SC - DUTCH COOKING

Seton1355@aol.com Seton1355 at aol.com
Tue Mar 6 08:54:16 PST 2001


 > Baron Fridrikr suggested that I should include  pictures of the raw
ingredients so that people can go  to the  store and identify them.

1) Do you think this is a good idea?    
 
 Yes. I looked through your "beta" version pamphlet last weekend at
AEthelmearc Academy and, although I found it fascinating and I do recognize
a number of the ingredients, the raw list of ingredients is kind of unwieldy
to plow through. Graphics, even small b&w ones, would be very useful in
helping cooks and researchers differentiate between the types of mushrooms,
for instance, or the seaweed varieties. This is a really spiffy book,
Solveig!
   
2) How extensive should this practice be?  
 
I'd suggest, if possible, graphics of each Japanese ingredient. (You don't
need to do anything that's common to American cooking, such as flour or
vinegar.) I think most people would find the graphics useful, depending upon
their familiarity with Japanese cuisine.
 
 3) Should the pictures be in the main text or in a glossary?   
 
Main Text.

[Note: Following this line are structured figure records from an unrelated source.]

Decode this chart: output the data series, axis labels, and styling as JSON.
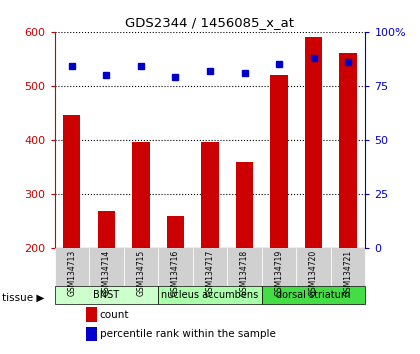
{
  "title": "GDS2344 / 1456085_x_at",
  "samples": [
    "GSM134713",
    "GSM134714",
    "GSM134715",
    "GSM134716",
    "GSM134717",
    "GSM134718",
    "GSM134719",
    "GSM134720",
    "GSM134721"
  ],
  "counts": [
    447,
    268,
    397,
    260,
    397,
    360,
    520,
    590,
    560
  ],
  "percentiles": [
    84,
    80,
    84,
    79,
    82,
    81,
    85,
    88,
    86
  ],
  "bar_bottom": 200,
  "ylim": [
    200,
    600
  ],
  "yticks": [
    200,
    300,
    400,
    500,
    600
  ],
  "y2lim": [
    0,
    100
  ],
  "y2ticks": [
    0,
    25,
    50,
    75,
    100
  ],
  "bar_color": "#cc0000",
  "dot_color": "#0000cc",
  "tissue_groups": [
    {
      "label": "BNST",
      "start": 0,
      "end": 3,
      "color": "#ccffcc"
    },
    {
      "label": "nucleus accumbens",
      "start": 3,
      "end": 6,
      "color": "#aaffaa"
    },
    {
      "label": "dorsal striatum",
      "start": 6,
      "end": 9,
      "color": "#44dd44"
    }
  ],
  "tissue_label": "tissue",
  "legend_count": "count",
  "legend_pct": "percentile rank within the sample",
  "background_color": "#ffffff",
  "plot_bg": "#ffffff",
  "sample_box_color": "#d0d0d0"
}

It's always a massive pain to flip back and forth between recipe
and glossary. Plus, it means you wouldn't have one section of artwork and
another section with a solid wall of text. (The book editor in me cries out
to "break up the page"! <smile>)
 
 4) Should whole fish be depicted or fish filets?  
 
Definitely Whole. I think most cooks know what an anonymous filet looks
like, whereas many couldn't differentiate between different kinds of fish
and that's where depictions of whole fish would be helpful.
   
5) What about processed ingredients sold in packages?  
 
 Sure. It would help to identify them in markets where people don't speak a
lot of English and the packaging isn't in English either!  
 
6) What about game animals?    
 
Are you asking whether you should depict them as whole or parts? I doubt
many of them come in standard processed packages, so I guess it would better
help to depict the live animal.
 
7) What about plants?   
 
 Yes, absolutely. I know that I find my Asian herbals that contain graphics
a WHOLE lot more useful than the ones that simply contain text. It's because
of graphics, for instance, that I quickly determined years ago that the
Asian medicinal Ma Huang is the same plant as what we call Ephedra in
America and Europe. It was because I knew the Asian name that I was able to
go into a San Francisco apothecary 10 years ago and ask for and buy the
correct plant when I couldn't speak a word of Cantonese and no one in the
shop spoke English. One pound of dried Ephedra for $5. And psuedoephedrine
costs how much? $6 for 24 tablets? Heh heh. I brewed tea for *years* from
that and my sinuses were blessedly clear...  
 
8) Should there be period illustrations of ingredients, plants, or  animals?

 
Wow. If you could get period illustrations, that would be extremely cool. I
think most period plant and animal illustrations look pretty darn accurate,
so it would be helpful AND appropriate for the audience. Sure, why not?